Pires Laranjeira (docente de Literaturas e Culturas Africanas de língua portuguesa da Faculdade de Letras da Universidade de Coimbra), diz tratar-se «um livro de escrita comedida, metódica, visual, que descreve com minúcia e empolga pela força da palavra diretamente testemunhal, mas cruzada com a matriz renascentista: marinheiros-aprendizes, rotinas apertadas, trabalhos e dias duros, espaços e sujeitos enclausurados num oceano de espantos e águas abertas, à descoberta de si».

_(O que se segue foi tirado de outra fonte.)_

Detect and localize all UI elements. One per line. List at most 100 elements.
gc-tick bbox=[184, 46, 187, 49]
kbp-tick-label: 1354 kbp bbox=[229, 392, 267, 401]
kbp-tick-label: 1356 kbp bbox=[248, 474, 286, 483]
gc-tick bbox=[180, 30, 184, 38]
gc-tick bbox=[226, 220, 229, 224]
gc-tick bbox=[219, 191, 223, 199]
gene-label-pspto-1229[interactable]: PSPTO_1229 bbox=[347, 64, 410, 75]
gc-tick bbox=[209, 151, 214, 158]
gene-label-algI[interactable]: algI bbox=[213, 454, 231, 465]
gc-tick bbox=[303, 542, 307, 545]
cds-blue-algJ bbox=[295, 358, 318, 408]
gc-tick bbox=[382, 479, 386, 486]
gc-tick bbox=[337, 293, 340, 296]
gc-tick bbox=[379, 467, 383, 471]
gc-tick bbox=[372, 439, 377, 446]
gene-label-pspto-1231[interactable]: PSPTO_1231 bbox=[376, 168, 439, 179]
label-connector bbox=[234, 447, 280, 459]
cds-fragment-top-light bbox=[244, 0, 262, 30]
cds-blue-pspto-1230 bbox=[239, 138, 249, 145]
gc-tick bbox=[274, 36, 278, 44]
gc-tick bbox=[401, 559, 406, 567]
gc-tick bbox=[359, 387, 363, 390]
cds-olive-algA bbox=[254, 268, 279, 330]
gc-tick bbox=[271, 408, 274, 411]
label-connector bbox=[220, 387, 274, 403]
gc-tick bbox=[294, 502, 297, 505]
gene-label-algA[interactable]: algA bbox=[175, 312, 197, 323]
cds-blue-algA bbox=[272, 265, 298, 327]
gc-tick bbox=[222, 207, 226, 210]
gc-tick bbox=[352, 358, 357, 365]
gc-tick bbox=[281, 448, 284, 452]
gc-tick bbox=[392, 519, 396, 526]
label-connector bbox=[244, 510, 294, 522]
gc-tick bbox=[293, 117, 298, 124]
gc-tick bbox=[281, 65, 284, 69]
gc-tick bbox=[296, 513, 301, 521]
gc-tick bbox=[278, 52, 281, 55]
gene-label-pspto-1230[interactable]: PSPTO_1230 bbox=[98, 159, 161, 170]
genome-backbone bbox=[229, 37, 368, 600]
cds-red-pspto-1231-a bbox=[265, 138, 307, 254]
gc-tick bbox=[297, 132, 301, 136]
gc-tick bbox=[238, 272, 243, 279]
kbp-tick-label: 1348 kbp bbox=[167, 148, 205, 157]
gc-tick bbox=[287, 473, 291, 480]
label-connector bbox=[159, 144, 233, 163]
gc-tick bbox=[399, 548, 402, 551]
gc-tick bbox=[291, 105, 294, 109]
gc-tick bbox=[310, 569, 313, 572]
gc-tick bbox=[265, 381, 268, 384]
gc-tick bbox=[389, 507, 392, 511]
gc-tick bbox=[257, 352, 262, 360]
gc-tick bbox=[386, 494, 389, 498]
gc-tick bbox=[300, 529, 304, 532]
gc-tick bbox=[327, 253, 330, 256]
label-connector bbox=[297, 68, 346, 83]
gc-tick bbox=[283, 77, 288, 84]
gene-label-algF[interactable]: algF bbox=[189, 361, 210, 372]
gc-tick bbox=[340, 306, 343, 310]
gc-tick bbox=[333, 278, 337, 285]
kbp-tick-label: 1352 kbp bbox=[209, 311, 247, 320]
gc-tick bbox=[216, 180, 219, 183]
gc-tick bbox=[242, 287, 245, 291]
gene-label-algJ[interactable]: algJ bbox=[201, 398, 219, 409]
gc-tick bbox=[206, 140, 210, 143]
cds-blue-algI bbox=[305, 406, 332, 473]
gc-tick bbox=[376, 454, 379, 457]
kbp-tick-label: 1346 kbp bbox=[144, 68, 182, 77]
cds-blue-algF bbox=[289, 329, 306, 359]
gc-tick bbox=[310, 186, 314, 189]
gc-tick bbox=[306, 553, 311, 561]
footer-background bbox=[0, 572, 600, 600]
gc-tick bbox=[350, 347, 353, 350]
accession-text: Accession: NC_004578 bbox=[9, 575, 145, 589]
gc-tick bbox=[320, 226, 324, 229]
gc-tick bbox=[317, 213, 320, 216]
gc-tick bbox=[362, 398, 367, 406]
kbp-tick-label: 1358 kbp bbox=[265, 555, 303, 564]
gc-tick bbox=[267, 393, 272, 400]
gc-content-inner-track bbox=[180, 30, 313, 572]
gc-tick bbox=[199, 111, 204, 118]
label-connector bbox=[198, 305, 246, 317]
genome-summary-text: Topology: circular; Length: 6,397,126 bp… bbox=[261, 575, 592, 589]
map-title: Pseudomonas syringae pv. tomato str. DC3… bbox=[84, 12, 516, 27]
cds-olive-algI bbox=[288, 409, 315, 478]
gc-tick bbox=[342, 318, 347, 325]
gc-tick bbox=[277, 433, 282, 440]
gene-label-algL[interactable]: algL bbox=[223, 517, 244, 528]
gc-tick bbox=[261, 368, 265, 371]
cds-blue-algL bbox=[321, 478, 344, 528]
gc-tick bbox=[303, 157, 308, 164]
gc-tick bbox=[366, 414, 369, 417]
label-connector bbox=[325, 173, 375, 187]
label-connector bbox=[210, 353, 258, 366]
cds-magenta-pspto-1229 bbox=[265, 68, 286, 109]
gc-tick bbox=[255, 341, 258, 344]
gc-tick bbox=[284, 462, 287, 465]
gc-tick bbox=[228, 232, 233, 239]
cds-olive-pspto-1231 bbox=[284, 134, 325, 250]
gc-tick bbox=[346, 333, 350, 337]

Para Soraia Simões (Mural Sonoro/ Instituto de História Contemporânea/FCSH NOVA) «à primeira vista, desde logo pela capa, parece que estamos perante mais uma obra de glorificação do passado quinhentista nacional, mas não. O autor, centrando-se numa rota marítima por latitudes africanas, desenvolve descrições pormenorizadas de marinharia e do funcionamento interno do veleiro que, à medida que os episódios avançam, vão ganhando contornos inesperadamente críticos do período colonial português» (Simões, Esquerda.Net).
O romance será apresentado em Lisboa no dia 11 de Junho, pelas 18h, na livraria Ler Devagar, pelo escritor e tradutor Mário Gomes, cujo recente trabalho de transcrição para língua portuguesa do autor germânico Arno Schmidt (Leviatã ou O Melhor dos Mundos seguido de Espelhos Negros), tem recebido rasgados elogios da crítica literária. Os atores Miguel Sopas e Ricardo Vaz Trindade lerão partes do romance.
O lançamento em Coimbra está previsto para a Casa da Escrita, no dia 14 de junho, pelas 18h, com apresentação de Pires Laranjeira. O autor lerá passagens da obra e o artista Pirata Grau irá interpretar um tema musical do seu vasto reportório.